Wednesday, 19 April 2017

[MORE] SURFACE TENSIONS: CURRENT WORK IN PROGRESS


Okay...so what happens when the piece you are working on, no longer looks any good, but isolated areas look beautiful? This piece has been constantly evolving - on and off - for two years. It's a 60 by 60 acrylic on canvas, and I don't know whether it's because of the size or proportions, but despite scores of revisions, it has never looked satisfactory to me. 






You've seen from previous posts that I am fascinated by what is happening on the surface of my paintings. I love holding a painting in my hands, and playing the light across it, reading it from side to side like an engraving, or a piece of lazer-etched nanotech, or a 3D topographical map. To me, they look like buildings, cities, or even worlds.



This is how minimalism probably started: Cameras got invented, and artists inevitably would document their work, focusing on details of interest, and then come to the same conclusion that I have - that the details look better than the actual painting.



I used various new techniques to get the paint to behave differently. I like to degrade the surface to keep it from looking too smooth. I want it to look both rigidly uniform, but weathered, like a piece of modernist architecture that hasn't been maintained.

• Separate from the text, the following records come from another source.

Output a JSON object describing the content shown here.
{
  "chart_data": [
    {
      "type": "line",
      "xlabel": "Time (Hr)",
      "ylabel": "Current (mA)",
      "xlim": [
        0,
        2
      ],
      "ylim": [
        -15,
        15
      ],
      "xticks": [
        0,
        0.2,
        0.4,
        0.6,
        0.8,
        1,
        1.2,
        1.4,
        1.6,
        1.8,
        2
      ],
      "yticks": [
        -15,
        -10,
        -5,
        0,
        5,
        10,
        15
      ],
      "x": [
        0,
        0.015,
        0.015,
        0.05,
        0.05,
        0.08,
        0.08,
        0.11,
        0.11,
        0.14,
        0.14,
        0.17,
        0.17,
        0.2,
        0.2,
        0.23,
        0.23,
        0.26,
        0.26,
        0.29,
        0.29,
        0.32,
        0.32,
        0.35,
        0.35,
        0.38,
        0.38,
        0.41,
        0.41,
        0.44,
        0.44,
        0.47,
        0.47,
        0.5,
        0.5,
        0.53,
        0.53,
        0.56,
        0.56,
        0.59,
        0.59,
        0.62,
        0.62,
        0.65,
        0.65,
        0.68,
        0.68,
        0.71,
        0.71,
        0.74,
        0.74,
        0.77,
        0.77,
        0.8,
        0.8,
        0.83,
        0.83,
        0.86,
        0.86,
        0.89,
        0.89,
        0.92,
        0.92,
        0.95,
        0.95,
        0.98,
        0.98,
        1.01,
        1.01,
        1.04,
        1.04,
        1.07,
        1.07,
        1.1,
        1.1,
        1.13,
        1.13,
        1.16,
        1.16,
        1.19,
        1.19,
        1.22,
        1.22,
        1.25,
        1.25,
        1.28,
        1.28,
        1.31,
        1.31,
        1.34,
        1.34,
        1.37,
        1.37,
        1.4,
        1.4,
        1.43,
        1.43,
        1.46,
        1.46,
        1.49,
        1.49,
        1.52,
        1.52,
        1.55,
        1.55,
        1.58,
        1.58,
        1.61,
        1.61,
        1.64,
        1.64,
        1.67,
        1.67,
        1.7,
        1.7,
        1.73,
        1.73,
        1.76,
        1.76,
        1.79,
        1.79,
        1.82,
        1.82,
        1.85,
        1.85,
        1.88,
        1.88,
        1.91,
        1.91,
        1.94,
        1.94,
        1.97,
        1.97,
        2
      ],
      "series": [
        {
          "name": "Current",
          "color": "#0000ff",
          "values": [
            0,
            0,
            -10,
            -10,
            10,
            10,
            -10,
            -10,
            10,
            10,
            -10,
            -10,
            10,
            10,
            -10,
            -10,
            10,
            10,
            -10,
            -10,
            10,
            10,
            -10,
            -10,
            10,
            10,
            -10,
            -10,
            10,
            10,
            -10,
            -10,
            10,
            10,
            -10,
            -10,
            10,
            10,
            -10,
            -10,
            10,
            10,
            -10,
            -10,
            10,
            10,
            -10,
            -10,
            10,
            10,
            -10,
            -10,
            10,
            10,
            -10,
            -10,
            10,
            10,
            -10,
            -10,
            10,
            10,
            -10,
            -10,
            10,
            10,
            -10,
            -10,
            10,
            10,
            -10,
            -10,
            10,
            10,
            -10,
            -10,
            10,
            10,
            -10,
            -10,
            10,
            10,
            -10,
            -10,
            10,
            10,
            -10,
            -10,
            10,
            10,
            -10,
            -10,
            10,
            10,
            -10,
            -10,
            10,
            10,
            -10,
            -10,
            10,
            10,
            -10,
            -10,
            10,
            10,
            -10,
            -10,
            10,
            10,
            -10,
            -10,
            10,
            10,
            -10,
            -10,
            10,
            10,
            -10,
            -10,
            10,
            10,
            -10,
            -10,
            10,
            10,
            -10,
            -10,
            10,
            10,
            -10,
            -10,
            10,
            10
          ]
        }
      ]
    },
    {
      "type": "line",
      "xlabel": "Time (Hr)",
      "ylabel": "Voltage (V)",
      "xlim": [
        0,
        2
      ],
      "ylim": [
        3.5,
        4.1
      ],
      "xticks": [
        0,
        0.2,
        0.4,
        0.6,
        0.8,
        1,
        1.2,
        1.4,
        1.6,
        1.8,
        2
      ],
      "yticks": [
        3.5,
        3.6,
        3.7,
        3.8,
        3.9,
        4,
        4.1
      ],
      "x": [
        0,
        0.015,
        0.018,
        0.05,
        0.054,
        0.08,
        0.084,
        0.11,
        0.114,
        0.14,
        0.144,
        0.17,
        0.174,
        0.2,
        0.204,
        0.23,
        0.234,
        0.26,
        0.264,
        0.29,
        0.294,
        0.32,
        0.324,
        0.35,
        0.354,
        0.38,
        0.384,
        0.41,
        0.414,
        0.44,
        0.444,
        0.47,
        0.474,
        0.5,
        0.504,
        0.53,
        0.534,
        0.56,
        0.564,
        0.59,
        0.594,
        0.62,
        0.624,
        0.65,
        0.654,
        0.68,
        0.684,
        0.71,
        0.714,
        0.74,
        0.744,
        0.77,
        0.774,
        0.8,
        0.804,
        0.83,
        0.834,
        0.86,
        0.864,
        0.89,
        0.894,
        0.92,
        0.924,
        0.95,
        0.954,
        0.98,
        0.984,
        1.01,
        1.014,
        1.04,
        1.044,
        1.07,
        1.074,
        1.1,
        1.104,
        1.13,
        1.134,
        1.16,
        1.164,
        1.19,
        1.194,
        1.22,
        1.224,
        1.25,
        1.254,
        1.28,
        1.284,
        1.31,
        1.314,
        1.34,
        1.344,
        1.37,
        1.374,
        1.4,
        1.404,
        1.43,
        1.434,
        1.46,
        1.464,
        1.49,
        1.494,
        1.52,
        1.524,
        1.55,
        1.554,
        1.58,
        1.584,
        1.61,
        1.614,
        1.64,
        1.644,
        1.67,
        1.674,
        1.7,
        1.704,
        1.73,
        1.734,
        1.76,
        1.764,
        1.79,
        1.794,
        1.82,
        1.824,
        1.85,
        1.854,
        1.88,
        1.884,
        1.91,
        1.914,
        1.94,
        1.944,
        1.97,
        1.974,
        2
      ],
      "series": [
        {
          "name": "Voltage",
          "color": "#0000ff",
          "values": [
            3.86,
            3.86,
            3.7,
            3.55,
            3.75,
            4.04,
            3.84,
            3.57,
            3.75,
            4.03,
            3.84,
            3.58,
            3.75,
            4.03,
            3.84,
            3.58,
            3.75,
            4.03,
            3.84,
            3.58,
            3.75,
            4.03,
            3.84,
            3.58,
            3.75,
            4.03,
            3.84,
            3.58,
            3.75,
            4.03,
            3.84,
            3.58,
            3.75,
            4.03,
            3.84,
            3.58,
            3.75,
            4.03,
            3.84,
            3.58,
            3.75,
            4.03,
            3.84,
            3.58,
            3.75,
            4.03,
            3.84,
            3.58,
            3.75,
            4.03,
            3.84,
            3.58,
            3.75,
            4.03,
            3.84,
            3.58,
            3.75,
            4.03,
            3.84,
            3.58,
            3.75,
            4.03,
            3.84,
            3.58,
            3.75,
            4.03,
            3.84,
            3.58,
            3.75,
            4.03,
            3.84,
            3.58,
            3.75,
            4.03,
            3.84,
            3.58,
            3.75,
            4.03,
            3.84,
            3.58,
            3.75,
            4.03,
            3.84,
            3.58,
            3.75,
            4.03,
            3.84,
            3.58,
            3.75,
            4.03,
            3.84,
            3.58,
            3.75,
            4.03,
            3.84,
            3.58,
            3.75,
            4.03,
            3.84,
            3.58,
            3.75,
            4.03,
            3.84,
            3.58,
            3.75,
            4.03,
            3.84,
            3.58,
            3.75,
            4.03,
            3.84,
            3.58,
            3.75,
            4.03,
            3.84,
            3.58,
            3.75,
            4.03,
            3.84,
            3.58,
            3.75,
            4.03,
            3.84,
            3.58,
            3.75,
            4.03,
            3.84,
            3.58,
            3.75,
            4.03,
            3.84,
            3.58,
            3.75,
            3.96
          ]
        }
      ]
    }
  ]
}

I asked my studio colleague for her opinion the other day, and apart from finding the current colours 'revolting', she observed that it's not the composition that seems to interest me, but the lines on the surface. She said it's no longer a painting, it's an installation. 


I find that perhaps it's more like a sculpture, because I'm constantly attacking the surface with a knife, or peeling bits off, or waiting until the paint is like a kind of plastic cement, and trying to mould it.


Since these pictures were taken, the painting has changed again, which is why I won't show photos of the whole piece. And also because I assume people will find it as anticlimactic as I do.